[The title of this post has been updated to assuage the concerns of those who interpreted it as somehow heralding criticism of the the City of Raleigh.]
In case you missed it Sunday, the editorial page of the Greensboro News & Record did a great, if sobering, job of summing up the ongoing war on North Carolina’s natural environment that’s being waged by the state’s conservative political leadership.The editorial — “A toxic wish list,” begins this way:
“Don’t look now, but planet Earth is under attack. From Raleigh.
And resistance is futile. Or so it seems.”
After alluding to a 2013 bill by Greensboro’s Senator Trudy Wade that, amazingly, proposed to allow garbage trucks to spill more noxious liquid on the highways and byways of the state, the editorial puts it this way:
“But Wade’s bill was only the first drip in a noxious flood of legislation that followed from a GOP-controlled legislature that seems hell-bent on disintegrating protections against tainted water and filthy air. The list, contained in an omnibus bill, is as long as it is shortsighted.
One provision, pushed by Wade, would no longer require electronics companies to help defray the expense of recycling and disposing of discarded computers, televisions and other products that can create dangerous toxins in landfills.
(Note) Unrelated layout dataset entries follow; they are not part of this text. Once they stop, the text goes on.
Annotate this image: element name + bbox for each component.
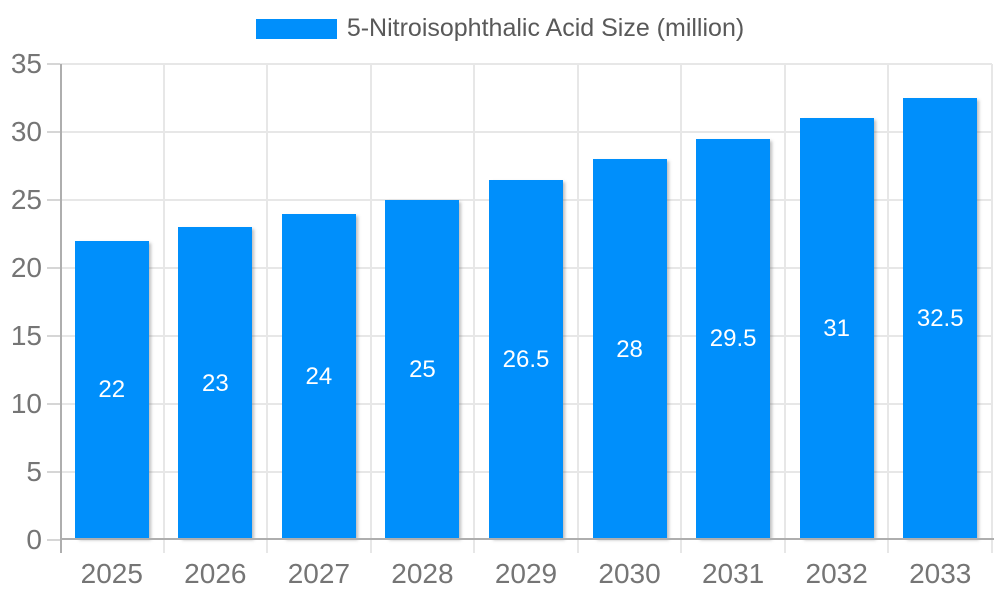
- bar-value-label: 28: [616, 335, 643, 363]
- legend-swatch: [255, 18, 337, 39]
- x-gridline: [473, 64, 476, 553]
- x-tick-label: 2032: [805, 558, 868, 589]
- bar-2026[interactable]: 23: [178, 227, 253, 540]
- bar-value-label: 31: [823, 315, 850, 343]
- bar-value-label: 29.5: [709, 325, 757, 353]
- bar-value-label: 23: [201, 369, 229, 397]
- x-gridline: [991, 64, 993, 553]
- x-tick-label: 2029: [494, 558, 558, 589]
- y-axis-tick: [47, 63, 60, 65]
- x-tick-label: 2030: [598, 558, 661, 589]
- y-axis-tick: [47, 267, 60, 269]
- legend-label: 5-Nitroisophthalic Acid Size (million): [346, 14, 745, 42]
- x-gridline: [266, 64, 269, 553]
- bar-value-label: 22: [98, 376, 126, 404]
- x-axis-line: [60, 538, 994, 540]
- x-tick-label: 2027: [287, 558, 351, 589]
- x-gridline: [680, 64, 683, 553]
- legend-item[interactable]: 5-Nitroisophthalic Acid Size (million): [255, 14, 745, 43]
- y-tick-label: 10: [10, 388, 42, 419]
- x-gridline: [576, 64, 579, 553]
- plot-area: 0 5 10 15 20 25 30 35 22 2025 23 2026 24 2027 25 2028 26…: [11, 50, 994, 589]
- bar-2027[interactable]: 24: [281, 213, 356, 540]
- y-axis-tick: [47, 539, 60, 541]
- y-gridline: [60, 63, 992, 65]
- x-tick-label: 2026: [184, 558, 247, 589]
- bar-2030[interactable]: 28: [592, 159, 667, 540]
- y-tick-label: 30: [10, 116, 42, 147]
- y-axis-tick: [47, 199, 60, 201]
- bar-value-label: 25: [409, 356, 436, 383]
- x-gridline: [783, 64, 786, 553]
- legend: 5-Nitroisophthalic Acid Size (million): [0, 14, 1000, 43]
- bar-2029[interactable]: 26.5: [489, 179, 563, 540]
- bar-2028[interactable]: 25: [385, 200, 460, 540]
- y-tick-label: 0: [26, 524, 42, 555]
- bar-2032[interactable]: 31: [799, 118, 874, 540]
- x-tick-label: 2025: [80, 558, 143, 589]
- x-gridline: [162, 64, 165, 553]
- x-tick-label: 2028: [391, 558, 454, 589]
- x-tick-label: 2031: [701, 558, 765, 589]
- bar-value-label: 32.5: [916, 305, 964, 332]
- y-tick-label: 20: [10, 252, 42, 283]
- bar-2033[interactable]: 32.5: [903, 98, 978, 540]
- y-axis-tick: [47, 403, 60, 405]
- y-tick-label: 35: [10, 48, 42, 79]
- y-tick-label: 15: [10, 320, 42, 351]
- bar-2031[interactable]: 29.5: [696, 138, 771, 540]
- y-gridline: [60, 131, 992, 133]
- y-axis-line: [60, 64, 62, 553]
- x-tick-label: 2033: [909, 558, 972, 589]
- y-tick-label: 5: [26, 456, 42, 487]
- y-axis-tick: [47, 335, 60, 337]
- bar-value-label: 24: [305, 362, 333, 390]
- y-axis-tick: [47, 131, 60, 133]
- x-gridline: [369, 64, 372, 553]
- y-axis-tick: [47, 471, 60, 473]
- y-tick-label: 25: [10, 184, 42, 215]
- x-gridline: [887, 64, 890, 553]
- bar-2025[interactable]: 22: [74, 240, 149, 540]
- bar-value-label: 26.5: [502, 345, 550, 373]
Wade’s reasoning: The expense was too burdensome for those companies.
So, where, then would the additional costs logically shift? To the city and county governments that have established e-recycling drop-off programs. And ultimately to local taxpayers.
What’s the harm? Wade told the News & Record’s Taft Wireback. ‘It’s still banned from landfills.’ As if an electronics fairy comes and magically takes old e-junk away in the dead of night and leaves quarters.
Another pending change would allow construction nearer to streams.
Another would allow companies that turn themselves in for pollution not to be assessed penalties if they cooperate in clean-up efforts.
Another would force citizen groups that file lawsuits against state agencies on environmental issues to reimburse the state for attorney’s fees if the state wins in court. (In effect, it dares citizens to sue.)